Our friends are active campground hosts so spending most of their time outside is part of their daily routine. After years of rolling out the awning on their coach, the fabric had seen better days. Wanting to make the most of their dollar, and improve the overall appearance of the motorhome, it was high time to replace the old, sun-faded and torn awning. In addition to the patio awning upgrade, they elected to install three window awnings for additional privacy and shade.
The awning to be replaced was a Sunchaser made by A&E (which is now Dometic), and the fabric was a single layer of vinyl that was highly weather-beaten. The new patio awning is a model 9000, also made by Dometic, the company’s top of the line manual awning. The three matching window awnings by Dometic are its Elite models.
All of these awnings come standard with a woven acrylic fabric and a protective aluminum weather shield that covers the fabric when stored in the rolled-up position. Woven acrylic is far more elegant in appearance and much more durable. Not only are there a multitude of appealing color options for the fabric, there are also four color options for the aluminum weather shield and mounting hardware: white, black, champagne and satin (colors can be viewed at www.dometic.com/usa).
The Dometic 9000 fabric and roller tube for the new patio awning and assembly come with both springs wound to the proper tension and secured by two cotter pins. The preassembled hardware bolts to the spring assembly with a single ¼-inch bolt on either end.
Sliding the new awning into the motorhome’s existing awning rail required the recruitment of two helpers. With one helper at either end holding the upright hardware arms, from atop the roof, the awning fabric was guided through the awning rail. The patio awning, although an upgraded model, bolted into the same holes as the old awning, which facilitated the installation. Before installing the new screws, clear silicone sealant was applied in the holes to ensure that the coach was best protected from any water leakage. Once in place, the cotter pins (one on each end) are removed and the awning is ready for manual operation.
Installing the matching Elite window awnings proved to be a bit more of a challenge as there were no existing awning rails. After measuring the awning rail and the window, the halfway point was marked for each. Following the directions, the awning rails are mounted above the window. Just like the patio awning, the smaller window awning fabric and roller tubes come with the springs wound with the cotter pins in place.

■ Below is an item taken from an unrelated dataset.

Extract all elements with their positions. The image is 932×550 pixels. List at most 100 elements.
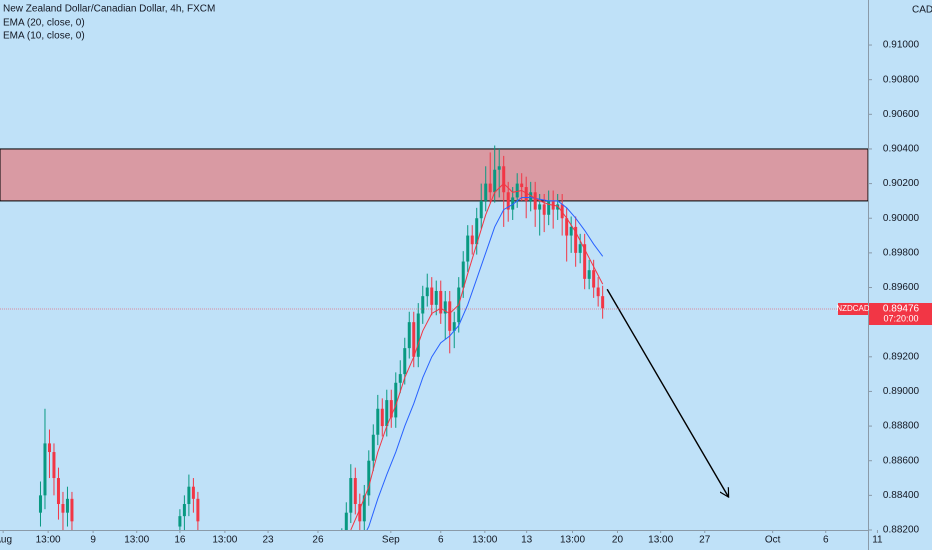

The next step was to attach the two arms with the mounting brackets using ¼-inch bolts, and with the help of one other person the window awning was slid into the rail above the window into place. Each arm is measured carefully on both sides of the window to ensure proper alignment with the window. At this point, the bottom brackets are mounted per the instructions – again making sure that all holes were sealed with silicone sealant. After pulling the cotter pins, the awning can be extended so that the bracket that secures the strap to hold the awning open can be mounted. The same process was then repeated for the two other new Elite window awnings.

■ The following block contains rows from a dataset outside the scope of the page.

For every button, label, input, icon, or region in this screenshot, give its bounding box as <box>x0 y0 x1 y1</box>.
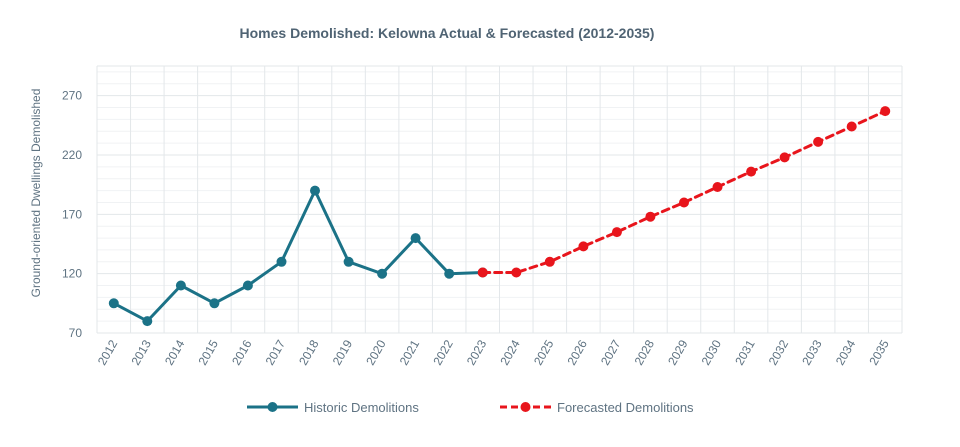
x-tick-label: 2034 <box>833 337 859 367</box>
x-tick-label: 2033 <box>799 337 825 367</box>
data-point <box>142 316 153 327</box>
data-point <box>477 267 488 278</box>
x-tick-label: 2019 <box>330 337 356 367</box>
x-tick-label: 2016 <box>229 337 255 367</box>
data-point <box>880 106 891 117</box>
data-point <box>779 152 790 163</box>
y-tick-label: 120 <box>62 267 82 281</box>
x-tick-label: 2025 <box>531 337 557 367</box>
x-tick-label: 2028 <box>632 337 658 367</box>
data-point <box>813 136 824 147</box>
x-tick-label: 2023 <box>464 337 490 367</box>
data-point <box>846 121 857 132</box>
y-tick-label: 170 <box>62 207 82 221</box>
y-axis-ticks: 70 120 170 220 270 <box>62 89 82 340</box>
data-point <box>611 227 622 238</box>
data-point <box>410 233 421 244</box>
x-tick-label: 2018 <box>296 337 322 367</box>
x-tick-label: 2032 <box>766 337 792 367</box>
x-tick-label: 2022 <box>430 337 456 367</box>
y-axis-label: Ground-oriented Dwellings Demolished <box>29 89 43 298</box>
legend-item-forecast: Forecasted Demolitions <box>500 400 694 415</box>
y-tick-label: 70 <box>69 326 83 340</box>
data-point <box>444 268 455 279</box>
x-tick-label: 2035 <box>866 337 892 367</box>
data-point <box>108 298 119 309</box>
x-tick-label: 2026 <box>564 337 590 367</box>
data-point <box>578 241 589 252</box>
legend-label-forecast: Forecasted Demolitions <box>557 400 694 415</box>
data-point <box>712 182 723 192</box>
legend-marker-forecast <box>520 402 531 412</box>
x-tick-label: 2017 <box>263 337 289 367</box>
series-historic <box>108 185 488 327</box>
legend-item-historic: Historic Demolitions <box>247 400 419 415</box>
data-point <box>511 267 522 278</box>
legend-label-historic: Historic Demolitions <box>304 400 419 415</box>
x-tick-label: 2015 <box>196 337 222 367</box>
series-group <box>108 106 891 327</box>
data-point <box>310 185 320 196</box>
x-tick-label: 2020 <box>363 337 389 367</box>
x-tick-label: 2031 <box>732 337 758 367</box>
x-tick-label: 2029 <box>665 337 691 367</box>
x-tick-label: 2021 <box>397 337 423 367</box>
data-point <box>209 298 220 309</box>
series-forecast <box>477 106 891 278</box>
data-point <box>645 211 656 222</box>
data-point <box>343 256 354 267</box>
legend-marker-historic <box>267 402 278 412</box>
y-tick-label: 220 <box>62 148 82 162</box>
x-tick-label: 2027 <box>598 337 624 367</box>
y-tick-label: 270 <box>62 89 82 103</box>
data-point <box>242 280 253 291</box>
data-point <box>276 256 287 267</box>
x-tick-label: 2014 <box>162 337 188 367</box>
gridlines <box>96 65 903 334</box>
data-point <box>746 166 757 177</box>
chart-title: Homes Demolished: Kelowna Actual & Forec… <box>240 25 655 41</box>
x-tick-label: 2013 <box>128 337 154 367</box>
data-point <box>679 197 689 208</box>
data-point <box>544 256 555 267</box>
series-line <box>112 189 485 323</box>
series-line <box>481 109 887 274</box>
x-tick-label: 2024 <box>497 337 523 367</box>
data-point <box>377 268 388 279</box>
data-point <box>175 280 186 291</box>
x-axis-ticks: 2012 2013 2014 2015 2016 2017 2018 2019 2020 2021… <box>95 337 892 367</box>
legend: Historic Demolitions Forecasted Demoliti… <box>247 400 694 415</box>
x-tick-label: 2012 <box>95 337 121 367</box>
x-tick-label: 2030 <box>699 337 725 367</box>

The patio awning install took one hour and the three window awnings took 1½ hours each. The retail prices of the awnings vary by size. The coach we worked on was 34 feet long, so we installed an 18-foot awning; the cost of the 9000 Series is $950 and the Elite window awnings range from $285 to $550.
Although a time-consuming project, the installation is relatively simple and the end result greatly updated the motorhome’s overall appearance – and the owners were absolutely thrilled.